Steven Louis is spooky.
Black Sand is a collaboration between Brooklyn-based rapper Akai Solo and nomadic multi-instrumentalist Pink Siifu. It’s set somewhere profoundly unknown. It’s released and consumed as a set of songs, but it feels like a looping, acid-soaked dream sequence. It’s a proudly and radically Black dream, too, and I know I wasn’t invited or considered yet still find myself in it, compounding the unsettling eeriness an self-loathing of it all. My phone says that Black Sand is 15 songs and 38 minutes, but I don’t believe that, and if I tried to time it myself, I think the clocks would go Salvador Dalí. I’ve been stuck in it for days, waltzing in the elevator in purgatory, a hazy fear in a never-ending, myopically-distorted hallway. “Have you ever touched a slope not slippery?” Akai asks with a grin on “Black Everything.” It’s a perfect Halloween companion.
Akai, the raspy, poetic mystic tasked with guiding us through these shades of gray, is a technically-dizzying writer. These verses would be labyrinthine to follow even on the most basic beats. Nothing on Black Sand is straight-forward or easy to process. Some concepts are introduced only to completely disintegrate, while other motifs seem like they’ve been inside your head all your life, finally jarred loose by the haunting jazz loops and gruff surrealist bars skulking through your viscera. “Show Love” starts with Akai using his muttering voice as an instrument, another tingling layer of the mosaic. It feels like you’re waking up, only to realize that you’ve fallen into a dream within the dream. The track unfurls for about two minutes before the rapping commences; I would’ve sworn it was a full 20-minute, Hitchcockian zone-out.
My first listen was among the most natural hallucinogenic experiences I’ve ever had.
“Cats gotta wrestle themselves just to stay relevant,” Akai spits, but it honestly feels like I have to wrestle myself to make it out of this thing and back into the correct, present timeline. By the time we reach the next track, if we ever reach the next track, Akai will be probing a different part of the psyche, painting “GalaxyEyes” with visions of Pan-Africanism and betrayal before rapping, “some days the diet is swell/avocado soldier, grateful for granola.” It’s disorienting in the immediate, very personal way that makes benign dreams still feel terrifying sometimes. It’s an exercise in epistemology, a cross-fade of chaos in hyperspeed and mortification in freeze-frame.

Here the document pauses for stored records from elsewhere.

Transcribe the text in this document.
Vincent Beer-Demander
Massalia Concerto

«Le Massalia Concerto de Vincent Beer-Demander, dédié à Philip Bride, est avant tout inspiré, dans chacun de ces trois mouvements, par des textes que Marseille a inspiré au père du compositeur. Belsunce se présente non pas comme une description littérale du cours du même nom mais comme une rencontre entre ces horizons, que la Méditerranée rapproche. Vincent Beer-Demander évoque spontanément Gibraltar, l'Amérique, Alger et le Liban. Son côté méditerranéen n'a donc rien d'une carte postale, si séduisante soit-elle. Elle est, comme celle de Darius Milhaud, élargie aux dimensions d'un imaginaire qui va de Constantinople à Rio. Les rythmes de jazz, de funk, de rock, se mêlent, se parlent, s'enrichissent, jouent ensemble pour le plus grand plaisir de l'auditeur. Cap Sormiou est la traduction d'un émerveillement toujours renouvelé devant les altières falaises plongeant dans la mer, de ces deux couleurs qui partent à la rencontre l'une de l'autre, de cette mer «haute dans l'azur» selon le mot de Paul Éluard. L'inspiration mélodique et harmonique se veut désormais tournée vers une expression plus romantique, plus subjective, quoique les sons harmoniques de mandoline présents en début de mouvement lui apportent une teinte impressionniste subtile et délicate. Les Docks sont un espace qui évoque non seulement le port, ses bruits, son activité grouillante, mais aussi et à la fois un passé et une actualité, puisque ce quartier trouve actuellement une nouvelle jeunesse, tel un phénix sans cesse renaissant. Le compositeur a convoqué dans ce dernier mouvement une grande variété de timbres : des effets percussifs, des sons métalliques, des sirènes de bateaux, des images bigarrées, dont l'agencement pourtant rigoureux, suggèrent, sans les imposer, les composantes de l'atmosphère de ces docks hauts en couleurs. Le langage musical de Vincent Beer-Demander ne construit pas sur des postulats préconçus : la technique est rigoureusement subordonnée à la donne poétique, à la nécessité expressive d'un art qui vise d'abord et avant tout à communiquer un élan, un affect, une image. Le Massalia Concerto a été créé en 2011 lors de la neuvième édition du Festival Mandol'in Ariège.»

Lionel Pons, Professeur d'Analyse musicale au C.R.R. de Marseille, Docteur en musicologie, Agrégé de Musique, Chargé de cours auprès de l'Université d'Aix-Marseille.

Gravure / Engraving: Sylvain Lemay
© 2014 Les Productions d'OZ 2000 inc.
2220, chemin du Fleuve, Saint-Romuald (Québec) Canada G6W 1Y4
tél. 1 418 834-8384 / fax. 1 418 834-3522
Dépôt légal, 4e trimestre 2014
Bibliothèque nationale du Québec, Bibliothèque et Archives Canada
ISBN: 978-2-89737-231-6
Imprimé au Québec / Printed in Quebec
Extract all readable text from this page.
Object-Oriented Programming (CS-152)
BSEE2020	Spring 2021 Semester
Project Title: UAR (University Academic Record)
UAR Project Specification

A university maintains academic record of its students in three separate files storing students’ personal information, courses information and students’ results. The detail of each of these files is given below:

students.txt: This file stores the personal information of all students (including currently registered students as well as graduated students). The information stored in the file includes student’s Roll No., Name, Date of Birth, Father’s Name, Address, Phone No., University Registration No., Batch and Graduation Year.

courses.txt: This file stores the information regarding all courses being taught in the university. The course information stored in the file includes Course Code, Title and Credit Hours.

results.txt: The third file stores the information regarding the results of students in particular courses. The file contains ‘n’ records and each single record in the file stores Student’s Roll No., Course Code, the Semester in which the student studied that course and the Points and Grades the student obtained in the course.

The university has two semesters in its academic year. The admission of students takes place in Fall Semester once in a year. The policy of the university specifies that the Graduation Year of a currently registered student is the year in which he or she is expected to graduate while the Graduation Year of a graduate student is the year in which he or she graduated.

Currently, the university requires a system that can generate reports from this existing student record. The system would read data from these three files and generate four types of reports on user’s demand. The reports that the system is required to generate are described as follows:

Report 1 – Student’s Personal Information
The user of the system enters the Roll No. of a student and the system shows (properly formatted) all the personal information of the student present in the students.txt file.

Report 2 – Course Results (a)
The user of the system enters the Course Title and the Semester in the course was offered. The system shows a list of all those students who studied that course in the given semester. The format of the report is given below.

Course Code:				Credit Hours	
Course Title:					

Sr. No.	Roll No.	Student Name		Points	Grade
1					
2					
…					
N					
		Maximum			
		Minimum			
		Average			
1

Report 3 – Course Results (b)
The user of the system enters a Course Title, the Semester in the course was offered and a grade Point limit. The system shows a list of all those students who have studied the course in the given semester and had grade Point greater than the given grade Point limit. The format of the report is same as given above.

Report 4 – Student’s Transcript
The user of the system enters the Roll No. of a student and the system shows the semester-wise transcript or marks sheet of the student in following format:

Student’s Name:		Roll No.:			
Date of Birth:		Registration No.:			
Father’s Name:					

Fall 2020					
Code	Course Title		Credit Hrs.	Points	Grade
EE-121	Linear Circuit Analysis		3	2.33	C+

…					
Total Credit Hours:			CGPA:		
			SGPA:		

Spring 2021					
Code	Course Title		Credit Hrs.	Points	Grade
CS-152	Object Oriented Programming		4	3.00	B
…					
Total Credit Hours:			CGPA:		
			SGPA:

Pink Siifu, meanwhile, provides the eerie, abstract soundscape. He’s produced under various names throughout the past few years, including Ronee Sage and iiye, and the sounds emitted in Black Sand are hypnotic, sometimes gutting. “2k4eva” makes me nostalgic for a time I wasn’t around for, a moment I never lived or even heard about second-hand. “Luna’s Sol” flutters with warm, warped soul. “24Duty” recalls a bit of Earl Sweatshirt’s latest, but there’s not a single familiar beat on the whole record. Predict where this thing goes and it’ll use your prediction against you.
Things get spookier still with the ending suite, starting at the dizzying and macabre “Hussle’s Ghost.” There’s a faint moaning on repeat, a grimey bassline that makes me want to wash my hands immediately. Akai invokes the ongoing Flint water crisis, and distills the tragedy and failure of the American moment into a single drop of murky sink water. When he proceeds to rap “an unexpected resurrection at the way…I jumped out the graveyard in attack mode,” with the pitch of a prime Big L, you start thinking that you should ditch the headphones and run in the opposite direction. Black Sand is possessed, in the most beautiful of ways, by something inhuman but certainly not inanimate. It is, well, the true definition of a graveyard smash.
The project wraps up with “Fate Shifter,” in which Akai reminds whatever’s recognizably left of the listener that “time is no uncle of mine.” No shit, man. Time’s been suspended for what feels like a couple of lifetimes, and when he follows with, “bad investments infect with no remorse,” you’re submitted to the weight of wretched, human greediness. Vibe check: definitely scary, possible ghosts encircling the crib, and we won’t make it out of here without losing a bit of our minds.
Black Sand is a mind-warping, intensely chilling listen, or experience, or whatever the fuck this thing is. It’s a wailing meditation on Black Power, and a collaboration of natural artistic force, pulling no punches while drawing out souls indiscriminately. It’s perfect Halloween music, though I’d be a fool to stop listening to either of these artists after Halloween. I probably couldn’t if i tried. Hell, maybe they’re listening to me? It’s all in all of our heads, until it isn’t.